Ambitious Fellow of the Royal Science Academy
High Concept Aspect: Ambitious Fellow of the Royal Science Academy
- Social-climbing, being recognized in society, recognizing others in society, fashion sense, etiquette, Science!, using Society resources/knowledge, compels involving the Society’s rivals, compels involving Society politics.
Trouble: Closeted Adept of the Shadow Conclave
- Concealing his magic nature in a world where superstition is unfashionable and witch-hunters may want to kill you; a talent for ritual magic; being unwillingly drawn into supernatural events; making use of his family resources; being drawn into family politics.
Aspect 1: “Rapiers at Dusk!”
- Hot-headedness, skill at swordsmanship/swashbuckling, an inability to hit the side of a barn with a pistol.
Aspect 2: “Wrong Place at the Wrong Time”
- Always the fish out of water; has comically bad/weird luck.
Aspect 3: “Gifted Physician with Poor Bedside Manners”

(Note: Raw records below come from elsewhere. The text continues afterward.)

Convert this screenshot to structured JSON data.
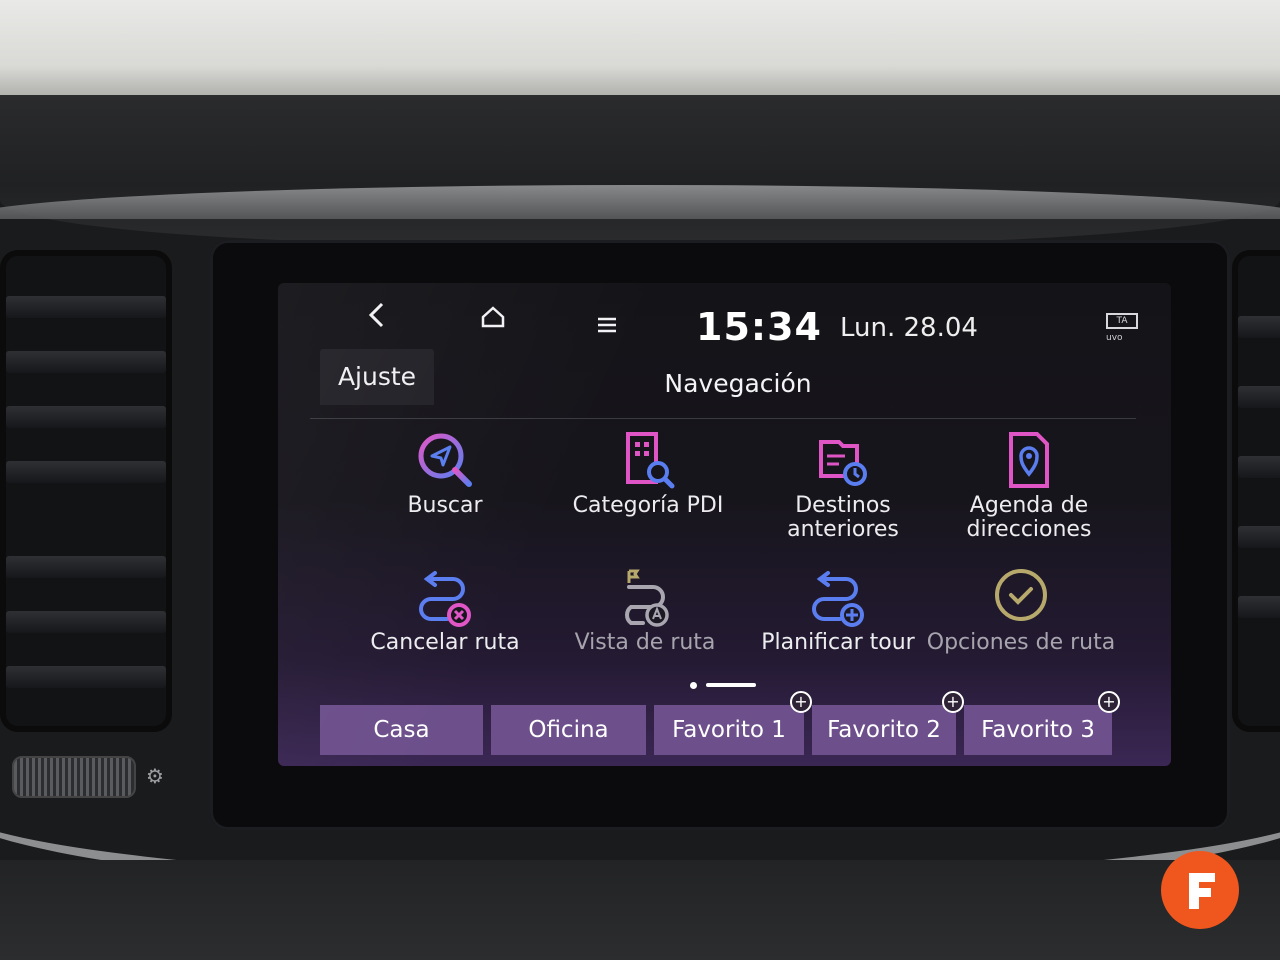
{
  "status_bar": {
    "back_icon": "chevron-left",
    "home_icon": "home",
    "menu_icon": "hamburger-menu",
    "time": "15:34",
    "date": "Lun. 28.04",
    "ta_badge": "TA",
    "uvo_label": "uvo"
  },
  "header": {
    "tab_label": "Ajuste",
    "title": "Navegación"
  },
  "menu": {
    "items": [
      {
        "label": "Buscar",
        "icon": "search-location"
      },
      {
        "label": "Categoría PDI",
        "icon": "poi-building-search"
      },
      {
        "label": "Destinos anteriores",
        "icon": "recent-destinations"
      },
      {
        "label": "Agenda de direcciones",
        "icon": "address-book-pin"
      },
      {
        "label": "Cancelar ruta",
        "icon": "route-cancel"
      },
      {
        "label": "Vista de ruta",
        "icon": "route-overview"
      },
      {
        "label": "Planificar tour",
        "icon": "route-add"
      },
      {
        "label": "Opciones de ruta",
        "icon": "check-circle"
      }
    ]
  },
  "pager": {
    "current_page": 1,
    "total_pages": 2
  },
  "favorites": {
    "items": [
      {
        "label": "Casa",
        "has_add": false
      },
      {
        "label": "Oficina",
        "has_add": false
      },
      {
        "label": "Favorito 1",
        "has_add": true
      },
      {
        "label": "Favorito 2",
        "has_add": true
      },
      {
        "label": "Favorito 3",
        "has_add": true
      }
    ]
  },
  "colors": {
    "accent_purple": "#6c4f8b",
    "icon_blue": "#5a7df0",
    "icon_pink": "#e055c6",
    "logo_orange": "#f0571f"
  }
}
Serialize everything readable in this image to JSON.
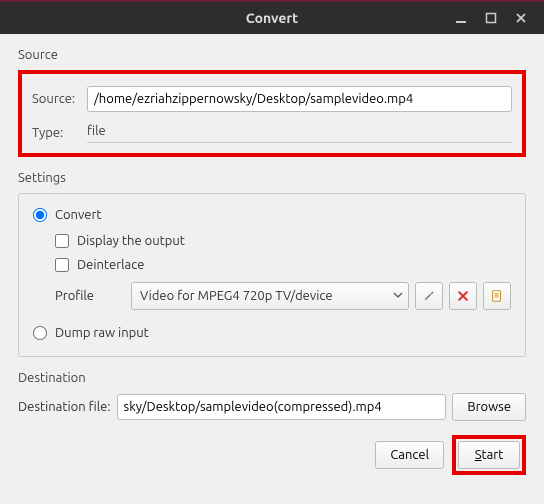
{
  "title": "Convert",
  "source_section": "Source",
  "source_label": "Source:",
  "source_value": "/home/ezriahzippernowsky/Desktop/samplevideo.mp4",
  "type_label": "Type:",
  "type_value": "file",
  "settings_section": "Settings",
  "convert_radio": "Convert",
  "display_check": "Display the output",
  "deinterlace_check": "Deinterlace",
  "profile_label": "Profile",
  "profile_value": "Video for MPEG4 720p TV/device",
  "dump_radio": "Dump raw input",
  "destination_section": "Destination",
  "dest_label": "Destination file:",
  "dest_value": "sky/Desktop/samplevideo(compressed).mp4",
  "browse_btn": "Browse",
  "cancel_btn": "Cancel",
  "start_btn_char": "S",
  "start_btn_rest": "tart"
}
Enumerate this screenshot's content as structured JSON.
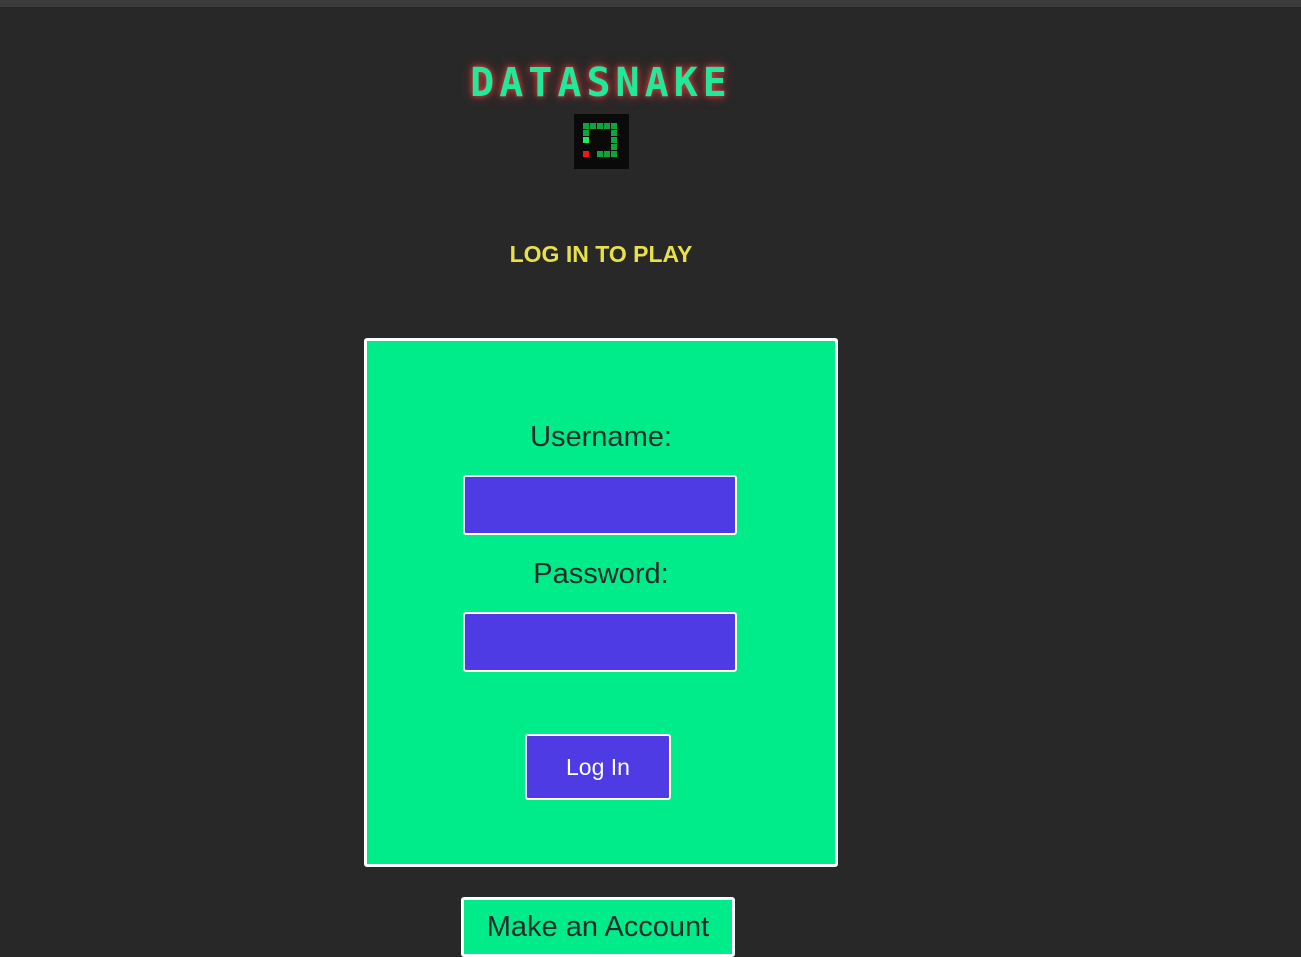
{
  "app": {
    "title": "DATASNAKE"
  },
  "header": {
    "logo_icon": "snake-game-icon",
    "subtitle": "LOG IN TO PLAY"
  },
  "login_form": {
    "username_label": "Username:",
    "username_value": "",
    "password_label": "Password:",
    "password_value": "",
    "submit_label": "Log In"
  },
  "footer": {
    "make_account_label": "Make an Account"
  },
  "colors": {
    "background": "#282828",
    "accent_green": "#00ec8b",
    "title_green": "#22e89a",
    "title_glow": "#e53c3c",
    "subtitle_yellow": "#e8e04a",
    "input_purple": "#4f3be3",
    "border_white": "#ffffff"
  }
}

- Treating injury or disease with science and/or magic; compelled to represent social deficiencies.
Skills: +4 Lore
+3 Fight, Ritual
+2 Contacts, Investigate, Notice, Will
+1 Athletics, Crafts, Physique, Resources, Sailing
NOTE: He thinks he is better at Rapport than he is
Stunt 1: “The Sight”
- Use Notice to detect and possibly see/hear spirits and spiritual auras.
Stunt 2: “I have a ritual for that!”
- Spend a FATE point to use Ritual in place of any other skill roll provided that it could be justified as a magic ritual.
Stunt 3: "Indomitable "
- +2 to Will defense vs. Provoke.
UPDATE 12/21/14: Have one more question re: Spiritmancers. Constructed ornithopter for Esme.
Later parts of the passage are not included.